The Sqoop UI enables transfering data from a relational database to Hadoop and vice versa. The UI lives uses Apache Sqoop to do this. See the Sqoop Documentation for more details on Sqoop.

Creating a New Job

  1. Click the New job button at the top right.
  2. In the Name field, enter a name.
  3. Choose the type of job: import or export. The proceeding form fields will change depending on which type is chosen.
  4. Select a connection, or create one if it does not exist.
  5. Fill in the rest of the fields for the job. For importing, the "Table name", "Storage type", "Output format", and "Output directory" are necessary at a minimum. For exporting, the "Table name" and "Input directory" are necessary at a minimum.
  6. Click save to finish.

Running a Job

There's a status on each of the items in the job list indicating the last time a job was ran. The progress of the job should dynamically update. There's a progress bar at the bottom of each item on the job list as well.

  1. In the list of jobs, click on the name of the job.
  2. On the left hand side of the job editor, there should be a panel containing actions. Click Run.

Creating a New Connection

  1. Click the New job button at the top right.
  2. At the connection field, click the link titled Add a new connection.
  3. Fill in the displayed fields.
  4. Click save to finish.

Editing a Connection

  1. Click the New job button at the top right.
  2. At the connection field, select the connection by name that should be edited.
  3. Click Edit.
  4. Edit the any of the fields.
  5. Click save to finish.

Removing a Connection

  1. Click the New job button at the top right.
  2. At the connection field, select the connection by name that should be deleted.
  3. Click Delete.

NOTE: If this does not work, it's like because a job is using that connection.
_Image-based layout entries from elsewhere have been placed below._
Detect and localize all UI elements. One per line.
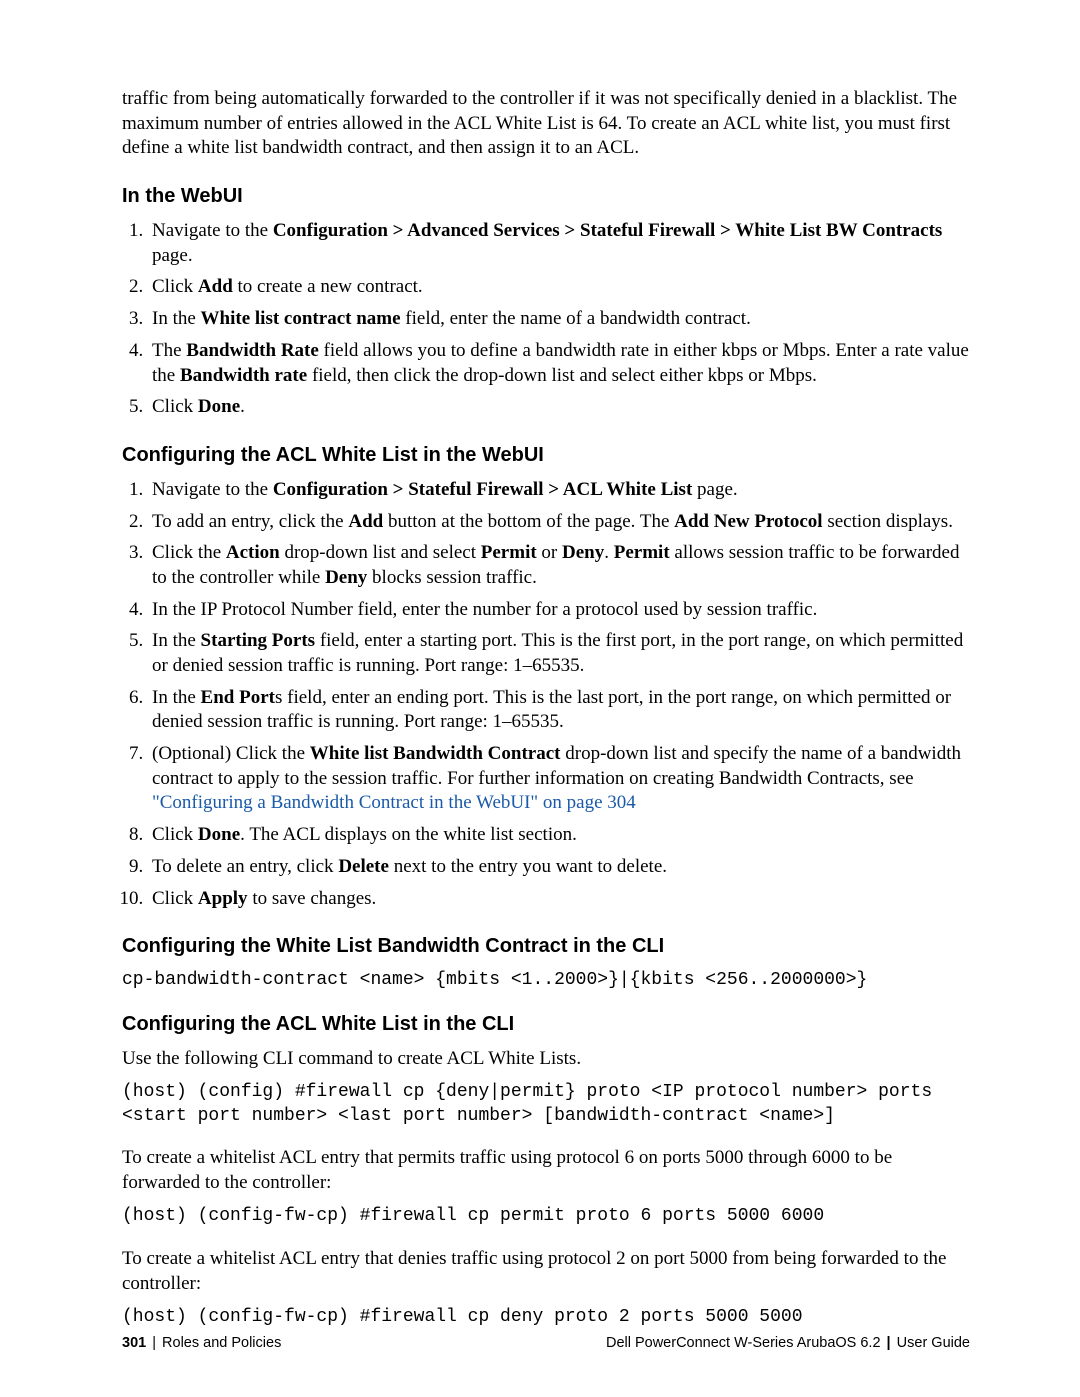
list-item: In the IP Protocol Number field, enter t… [148, 598, 970, 623]
list-item: Click Add to create a new contract. [148, 275, 970, 300]
doc-type: User Guide [897, 1335, 970, 1351]
list-item: In the End Ports field, enter an ending … [148, 686, 970, 735]
section-heading-acl-cli: Configuring the ACL White List in the CL… [122, 1011, 970, 1037]
cli-code-block: (host) (config) #firewall cp {deny|permi… [122, 1081, 970, 1128]
section-heading-acl-webui: Configuring the ACL White List in the We… [122, 442, 970, 468]
cli-code-block: (host) (config-fw-cp) #firewall cp deny … [122, 1306, 970, 1329]
cli-code-block: (host) (config-fw-cp) #firewall cp permi… [122, 1205, 970, 1228]
page-footer: 301 | Roles and Policies Dell PowerConne… [122, 1334, 970, 1353]
list-item: (Optional) Click the White list Bandwidt… [148, 742, 970, 816]
list-item: To add an entry, click the Add button at… [148, 510, 970, 535]
footer-left: 301 | Roles and Policies [122, 1334, 281, 1353]
intro-paragraph: traffic from being automatically forward… [122, 87, 970, 161]
list-item: The Bandwidth Rate field allows you to d… [148, 339, 970, 388]
section-heading-bw-cli: Configuring the White List Bandwidth Con… [122, 933, 970, 959]
acl-webui-steps: Navigate to the Configuration > Stateful… [122, 478, 970, 911]
list-item: Click Apply to save changes. [148, 887, 970, 912]
chapter-title: Roles and Policies [162, 1335, 281, 1351]
page-number: 301 [122, 1335, 146, 1351]
list-item: Click Done. The ACL displays on the whit… [148, 823, 970, 848]
list-item: Click Done. [148, 395, 970, 420]
list-item: Click the Action drop-down list and sele… [148, 541, 970, 590]
body-paragraph: To create a whitelist ACL entry that den… [122, 1247, 970, 1296]
list-item: Navigate to the Configuration > Advanced… [148, 219, 970, 268]
product-name: Dell PowerConnect W-Series ArubaOS 6.2 [606, 1335, 881, 1351]
cross-reference-link[interactable]: "Configuring a Bandwidth Contract in the… [152, 792, 636, 813]
body-paragraph: Use the following CLI command to create … [122, 1047, 970, 1072]
list-item: In the White list contract name field, e… [148, 307, 970, 332]
list-item: In the Starting Ports field, enter a sta… [148, 629, 970, 678]
footer-right: Dell PowerConnect W-Series ArubaOS 6.2 |… [606, 1334, 970, 1353]
body-paragraph: To create a whitelist ACL entry that per… [122, 1146, 970, 1195]
cli-code-block: cp-bandwidth-contract <name> {mbits <1..… [122, 969, 970, 992]
list-item: Navigate to the Configuration > Stateful… [148, 478, 970, 503]
document-page: traffic from being automatically forward… [0, 0, 1080, 1397]
section-heading-webui: In the WebUI [122, 183, 970, 209]
list-item: To delete an entry, click Delete next to… [148, 855, 970, 880]
webui-steps: Navigate to the Configuration > Advanced… [122, 219, 970, 420]
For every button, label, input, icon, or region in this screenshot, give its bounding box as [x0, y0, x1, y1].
Make sure not jobs are using the connection that will be deleted.

Filtering Sqoop Jobs

The text field in the top, left corner of the Sqoop Jobs page enables fast filtering of sqoop jobs by name.

ZooKeeper Browser

The main two features are:

ZooKeeper Browser requires the ZooKeeper REST service to be running. Here is how to setup this one:

First get and build ZooKeeper:

git clone https://github.com/apache/zookeeper
cd zookeeper
ant
Buildfile: /home/hue/Development/zookeeper/build.xml

init:
       [mkdir] Created dir: /home/hue/Development/zookeeper/build/classes
       [mkdir] Created dir: /home/hue/Development/zookeeper/build/lib
       [mkdir] Created dir: /home/hue/Development/zookeeper/build/package/lib
       [mkdir] Created dir: /home/hue/Development/zookeeper/build/test/lib

...

And start the REST service:

cd src/contrib/rest
nohup ant run&

If ZooKeeper and the REST service are not on the same machine as Hue, go update the Hue settings and specify the correct hostnames and ports:

    [zookeeper]

[[clusters]]

[[[default]]]
          # Zookeeper ensemble. Comma separated list of Host/Port.
          # e.g. localhost:2181,localhost:2182,localhost:2183
          ## host_ports=localhost:2181

# The URL of the REST contrib service
          ## rest_url=http://localhost:9998

Git

A basic read only version is done HUE-951.